The leaks analyzed by Recorded Future show that these agencies maintain a long-standing relationship with Iran-based cyber contractors. Public records also point to an ever-growing web of front companies connected via individuals known to serve various branches of the IRGC.
Some of these cyber operators involved in offensive cyber activities include “Ayandeh Sazan Sepehr Aria Company,” “Sabrin Kish,” “Soroush Saman Company” and other sanctioned entities like “Najee Technology Hooshmand Fater LLC” and “Emen Net Pasargad,” Recorded Future reported.
However, researchers have noticed constant movement within the web of Iran-based cyber contractors, with companies frequently disbanding and rebranding in an attempt to obfuscate their activities.
“We have observed overlaps between personnel members, regularly referred to as ‘board members,’ who share roles in different contracting companies. Some of the data reveals names of high-ranking IRGC officials purportedly responsible for leading and coordinating Iran’s offensive cyber ecosystem,” Recorded Future researchers wrote.
Involved in the 2020 US Presidential Election Manipulation Campaigns
Through their links with these cyber contractors, the abovementioned Iranian government agencies are associated with, if not directly complicit in, the targeting of major US financial institutions, industrial control systems (ICS) in the US and around the world, and ransomware attacks against various industries, including healthcare providers like children’s hospitals.

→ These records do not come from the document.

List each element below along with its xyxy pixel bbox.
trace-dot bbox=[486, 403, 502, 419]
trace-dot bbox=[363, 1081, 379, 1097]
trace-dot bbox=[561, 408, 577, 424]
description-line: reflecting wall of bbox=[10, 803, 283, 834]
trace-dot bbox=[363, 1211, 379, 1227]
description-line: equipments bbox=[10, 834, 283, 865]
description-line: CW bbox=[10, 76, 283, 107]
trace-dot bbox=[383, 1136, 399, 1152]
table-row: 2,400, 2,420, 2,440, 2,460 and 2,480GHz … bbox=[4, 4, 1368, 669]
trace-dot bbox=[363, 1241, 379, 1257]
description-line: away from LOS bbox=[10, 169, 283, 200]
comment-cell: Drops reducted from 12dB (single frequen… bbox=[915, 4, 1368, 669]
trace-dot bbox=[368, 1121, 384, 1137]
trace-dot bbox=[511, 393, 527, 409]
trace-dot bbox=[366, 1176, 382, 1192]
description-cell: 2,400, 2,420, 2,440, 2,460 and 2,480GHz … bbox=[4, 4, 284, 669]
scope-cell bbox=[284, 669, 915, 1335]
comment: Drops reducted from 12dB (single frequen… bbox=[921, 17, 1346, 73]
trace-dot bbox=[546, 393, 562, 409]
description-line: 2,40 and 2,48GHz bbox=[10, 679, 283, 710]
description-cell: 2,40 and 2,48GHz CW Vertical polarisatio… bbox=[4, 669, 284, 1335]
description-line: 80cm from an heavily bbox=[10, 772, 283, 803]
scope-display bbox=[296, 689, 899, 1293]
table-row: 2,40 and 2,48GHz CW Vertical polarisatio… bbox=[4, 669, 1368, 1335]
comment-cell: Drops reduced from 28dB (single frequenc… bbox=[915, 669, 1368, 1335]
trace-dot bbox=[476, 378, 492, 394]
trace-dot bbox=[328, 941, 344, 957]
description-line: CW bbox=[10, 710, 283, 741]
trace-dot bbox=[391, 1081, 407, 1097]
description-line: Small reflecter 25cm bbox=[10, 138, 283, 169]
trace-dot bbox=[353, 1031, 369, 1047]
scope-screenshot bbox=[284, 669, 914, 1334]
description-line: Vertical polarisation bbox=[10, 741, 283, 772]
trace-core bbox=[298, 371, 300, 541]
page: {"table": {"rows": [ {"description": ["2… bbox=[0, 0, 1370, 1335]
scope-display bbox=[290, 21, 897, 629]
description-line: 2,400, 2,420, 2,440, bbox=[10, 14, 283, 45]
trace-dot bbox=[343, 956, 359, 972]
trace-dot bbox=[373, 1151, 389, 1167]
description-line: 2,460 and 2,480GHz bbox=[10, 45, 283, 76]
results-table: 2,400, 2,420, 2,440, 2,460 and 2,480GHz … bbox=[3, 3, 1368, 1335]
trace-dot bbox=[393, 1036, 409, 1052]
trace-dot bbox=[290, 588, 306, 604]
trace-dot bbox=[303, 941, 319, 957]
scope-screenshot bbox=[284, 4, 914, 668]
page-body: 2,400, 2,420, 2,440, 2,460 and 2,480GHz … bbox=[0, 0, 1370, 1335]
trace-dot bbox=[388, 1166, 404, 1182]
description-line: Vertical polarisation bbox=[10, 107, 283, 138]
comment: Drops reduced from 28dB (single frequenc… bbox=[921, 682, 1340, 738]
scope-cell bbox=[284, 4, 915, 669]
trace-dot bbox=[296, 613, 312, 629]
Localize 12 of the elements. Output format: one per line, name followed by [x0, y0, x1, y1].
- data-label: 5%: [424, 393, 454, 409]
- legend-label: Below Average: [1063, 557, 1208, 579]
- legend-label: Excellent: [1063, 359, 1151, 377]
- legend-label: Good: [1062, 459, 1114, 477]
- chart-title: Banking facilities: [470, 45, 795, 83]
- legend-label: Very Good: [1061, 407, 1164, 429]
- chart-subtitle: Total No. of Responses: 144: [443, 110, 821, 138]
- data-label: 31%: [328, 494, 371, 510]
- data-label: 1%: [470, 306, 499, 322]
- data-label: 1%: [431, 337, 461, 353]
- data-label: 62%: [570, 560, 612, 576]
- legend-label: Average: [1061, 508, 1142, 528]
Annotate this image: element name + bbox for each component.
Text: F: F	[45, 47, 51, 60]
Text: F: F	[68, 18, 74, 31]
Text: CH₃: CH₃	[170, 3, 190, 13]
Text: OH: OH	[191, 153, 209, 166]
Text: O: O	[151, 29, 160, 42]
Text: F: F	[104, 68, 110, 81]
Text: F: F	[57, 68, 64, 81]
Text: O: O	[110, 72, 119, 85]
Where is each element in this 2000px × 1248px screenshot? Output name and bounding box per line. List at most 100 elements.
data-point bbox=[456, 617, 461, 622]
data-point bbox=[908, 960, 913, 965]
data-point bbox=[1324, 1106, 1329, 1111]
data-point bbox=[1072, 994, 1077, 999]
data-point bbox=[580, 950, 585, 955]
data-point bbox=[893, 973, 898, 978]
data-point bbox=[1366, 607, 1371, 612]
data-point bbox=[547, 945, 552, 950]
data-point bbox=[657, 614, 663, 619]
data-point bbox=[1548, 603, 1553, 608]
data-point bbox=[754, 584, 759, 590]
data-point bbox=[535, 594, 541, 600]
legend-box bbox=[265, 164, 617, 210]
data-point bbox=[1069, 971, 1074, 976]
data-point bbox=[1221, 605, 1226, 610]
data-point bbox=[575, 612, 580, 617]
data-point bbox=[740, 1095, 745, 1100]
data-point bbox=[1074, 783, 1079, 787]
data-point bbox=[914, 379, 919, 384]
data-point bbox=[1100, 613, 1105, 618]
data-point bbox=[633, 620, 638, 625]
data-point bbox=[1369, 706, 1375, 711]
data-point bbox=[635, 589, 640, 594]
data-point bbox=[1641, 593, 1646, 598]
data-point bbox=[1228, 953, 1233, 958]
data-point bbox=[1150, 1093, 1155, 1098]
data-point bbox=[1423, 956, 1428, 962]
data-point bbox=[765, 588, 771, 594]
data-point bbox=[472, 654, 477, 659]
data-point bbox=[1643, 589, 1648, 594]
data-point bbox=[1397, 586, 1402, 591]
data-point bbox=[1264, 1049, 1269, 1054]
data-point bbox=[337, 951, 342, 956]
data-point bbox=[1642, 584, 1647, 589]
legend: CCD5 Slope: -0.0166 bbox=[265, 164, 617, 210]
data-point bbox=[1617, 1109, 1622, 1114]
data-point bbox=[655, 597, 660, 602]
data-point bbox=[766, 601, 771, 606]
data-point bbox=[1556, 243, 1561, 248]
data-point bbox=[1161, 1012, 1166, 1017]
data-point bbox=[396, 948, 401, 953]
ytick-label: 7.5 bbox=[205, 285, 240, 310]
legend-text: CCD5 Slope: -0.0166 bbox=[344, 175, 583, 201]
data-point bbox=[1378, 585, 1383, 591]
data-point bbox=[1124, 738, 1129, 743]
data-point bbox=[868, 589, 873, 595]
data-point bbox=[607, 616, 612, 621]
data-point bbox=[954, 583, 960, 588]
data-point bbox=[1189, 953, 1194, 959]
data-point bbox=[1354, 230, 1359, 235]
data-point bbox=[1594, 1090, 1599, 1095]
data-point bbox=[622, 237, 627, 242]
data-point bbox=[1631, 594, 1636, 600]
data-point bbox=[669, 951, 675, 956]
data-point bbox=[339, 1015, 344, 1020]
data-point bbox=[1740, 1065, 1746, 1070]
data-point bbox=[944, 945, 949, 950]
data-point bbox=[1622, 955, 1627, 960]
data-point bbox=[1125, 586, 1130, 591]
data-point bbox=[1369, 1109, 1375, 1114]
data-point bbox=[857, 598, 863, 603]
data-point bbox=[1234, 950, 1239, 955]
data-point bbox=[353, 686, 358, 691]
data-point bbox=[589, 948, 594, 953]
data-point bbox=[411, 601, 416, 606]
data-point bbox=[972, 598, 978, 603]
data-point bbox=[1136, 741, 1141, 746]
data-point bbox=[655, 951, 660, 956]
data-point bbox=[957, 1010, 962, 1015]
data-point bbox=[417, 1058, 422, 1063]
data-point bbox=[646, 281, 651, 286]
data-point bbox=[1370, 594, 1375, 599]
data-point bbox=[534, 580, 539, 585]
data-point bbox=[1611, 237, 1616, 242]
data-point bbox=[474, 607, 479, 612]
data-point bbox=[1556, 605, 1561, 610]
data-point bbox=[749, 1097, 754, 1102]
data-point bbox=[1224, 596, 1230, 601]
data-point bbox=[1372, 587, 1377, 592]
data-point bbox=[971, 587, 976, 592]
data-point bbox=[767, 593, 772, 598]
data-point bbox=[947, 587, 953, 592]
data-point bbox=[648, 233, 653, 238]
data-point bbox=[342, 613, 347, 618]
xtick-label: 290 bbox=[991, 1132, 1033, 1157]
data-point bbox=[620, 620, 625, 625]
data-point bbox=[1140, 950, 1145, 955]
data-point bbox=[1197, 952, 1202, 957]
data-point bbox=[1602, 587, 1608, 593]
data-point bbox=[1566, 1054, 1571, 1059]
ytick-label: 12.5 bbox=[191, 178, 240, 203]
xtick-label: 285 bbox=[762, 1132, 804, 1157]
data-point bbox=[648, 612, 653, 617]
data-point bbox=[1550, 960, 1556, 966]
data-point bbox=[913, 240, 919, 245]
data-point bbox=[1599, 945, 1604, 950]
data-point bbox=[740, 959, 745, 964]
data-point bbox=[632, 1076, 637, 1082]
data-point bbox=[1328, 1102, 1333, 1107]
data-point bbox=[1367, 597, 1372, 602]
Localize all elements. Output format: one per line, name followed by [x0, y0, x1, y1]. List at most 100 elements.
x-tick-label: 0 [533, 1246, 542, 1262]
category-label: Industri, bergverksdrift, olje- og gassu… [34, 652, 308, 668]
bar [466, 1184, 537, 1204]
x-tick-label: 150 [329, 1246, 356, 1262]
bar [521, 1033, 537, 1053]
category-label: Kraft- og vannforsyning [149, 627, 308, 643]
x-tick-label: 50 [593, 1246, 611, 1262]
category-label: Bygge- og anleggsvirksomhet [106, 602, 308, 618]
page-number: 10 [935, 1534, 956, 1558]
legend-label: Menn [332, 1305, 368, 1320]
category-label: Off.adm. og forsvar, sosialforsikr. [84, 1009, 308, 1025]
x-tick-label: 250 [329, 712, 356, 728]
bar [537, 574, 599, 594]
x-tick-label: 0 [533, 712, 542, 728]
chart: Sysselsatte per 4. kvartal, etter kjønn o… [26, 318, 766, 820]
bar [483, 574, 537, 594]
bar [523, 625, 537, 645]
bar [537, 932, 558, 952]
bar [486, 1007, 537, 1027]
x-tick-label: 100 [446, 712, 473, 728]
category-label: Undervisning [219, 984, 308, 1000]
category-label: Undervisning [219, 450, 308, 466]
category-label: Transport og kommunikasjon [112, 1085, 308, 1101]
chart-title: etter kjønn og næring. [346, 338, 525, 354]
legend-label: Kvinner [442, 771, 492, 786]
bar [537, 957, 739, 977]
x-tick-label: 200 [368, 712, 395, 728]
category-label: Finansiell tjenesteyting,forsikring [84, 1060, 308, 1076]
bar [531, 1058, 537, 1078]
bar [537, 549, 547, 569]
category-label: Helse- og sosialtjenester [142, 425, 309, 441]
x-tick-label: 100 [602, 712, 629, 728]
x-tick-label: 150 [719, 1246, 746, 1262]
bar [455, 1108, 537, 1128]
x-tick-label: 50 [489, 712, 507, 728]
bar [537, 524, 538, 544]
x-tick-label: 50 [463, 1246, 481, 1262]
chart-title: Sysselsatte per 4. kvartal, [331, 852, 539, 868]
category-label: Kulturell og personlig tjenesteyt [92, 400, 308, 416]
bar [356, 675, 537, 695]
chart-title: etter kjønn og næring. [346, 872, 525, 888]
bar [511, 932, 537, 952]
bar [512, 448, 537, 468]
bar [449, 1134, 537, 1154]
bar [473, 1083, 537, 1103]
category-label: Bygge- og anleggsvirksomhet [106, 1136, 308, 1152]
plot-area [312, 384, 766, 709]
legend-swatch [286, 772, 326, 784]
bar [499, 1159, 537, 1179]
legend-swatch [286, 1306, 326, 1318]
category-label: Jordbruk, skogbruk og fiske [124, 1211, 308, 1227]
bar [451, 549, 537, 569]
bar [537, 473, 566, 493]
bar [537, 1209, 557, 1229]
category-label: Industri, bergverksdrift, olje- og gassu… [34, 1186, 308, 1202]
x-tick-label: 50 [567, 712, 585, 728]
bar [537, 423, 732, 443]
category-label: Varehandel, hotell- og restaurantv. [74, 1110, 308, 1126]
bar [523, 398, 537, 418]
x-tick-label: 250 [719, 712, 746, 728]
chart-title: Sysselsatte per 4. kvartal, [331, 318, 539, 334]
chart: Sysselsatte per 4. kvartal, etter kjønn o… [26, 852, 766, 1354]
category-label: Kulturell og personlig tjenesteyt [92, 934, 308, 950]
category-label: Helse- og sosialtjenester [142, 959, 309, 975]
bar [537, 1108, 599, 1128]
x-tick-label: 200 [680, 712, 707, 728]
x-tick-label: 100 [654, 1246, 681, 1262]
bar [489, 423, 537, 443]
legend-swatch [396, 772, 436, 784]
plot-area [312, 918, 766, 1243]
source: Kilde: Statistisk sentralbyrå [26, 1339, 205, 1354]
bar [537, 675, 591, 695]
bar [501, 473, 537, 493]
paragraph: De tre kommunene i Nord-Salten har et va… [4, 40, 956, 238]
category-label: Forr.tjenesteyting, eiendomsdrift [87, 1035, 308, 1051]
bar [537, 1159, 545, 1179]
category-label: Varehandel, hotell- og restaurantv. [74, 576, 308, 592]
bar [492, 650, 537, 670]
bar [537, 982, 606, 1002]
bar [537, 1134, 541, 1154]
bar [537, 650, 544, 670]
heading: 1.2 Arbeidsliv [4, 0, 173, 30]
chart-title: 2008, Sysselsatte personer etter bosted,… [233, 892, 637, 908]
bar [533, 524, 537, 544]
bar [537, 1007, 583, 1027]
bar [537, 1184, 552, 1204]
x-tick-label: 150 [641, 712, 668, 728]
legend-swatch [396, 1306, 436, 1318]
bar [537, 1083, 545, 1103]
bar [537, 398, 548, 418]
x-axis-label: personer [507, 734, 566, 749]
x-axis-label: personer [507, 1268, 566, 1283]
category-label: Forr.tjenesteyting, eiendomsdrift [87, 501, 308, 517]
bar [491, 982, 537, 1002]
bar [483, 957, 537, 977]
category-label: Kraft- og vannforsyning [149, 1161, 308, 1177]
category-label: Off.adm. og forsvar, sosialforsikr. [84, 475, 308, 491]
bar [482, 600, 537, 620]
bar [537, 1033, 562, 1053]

They also combine information operations with cyber intrusions to foment instability in target countries. For instance, some of these contractors were involved in targeting the 2020 US presidential election.
Finally, it has been shown that some of these contractors export their technologies abroad, both for surveillance and offensive purposes.
The leaks show that IRGC-related cyber offensive infrastructure has been used to deploy financially motivated attacks, for example.
Finally, based on those leaks, Recorded Future researchers concluded that US government sanctions are likely proving to be an effective legal and diplomatic tool, making it harder for cyber companies under the IRGC umbrella to evade detection.
“It is likely these efforts also adversely affect contractors’ abilities to openly recruit new and skilled labor,” reads the report.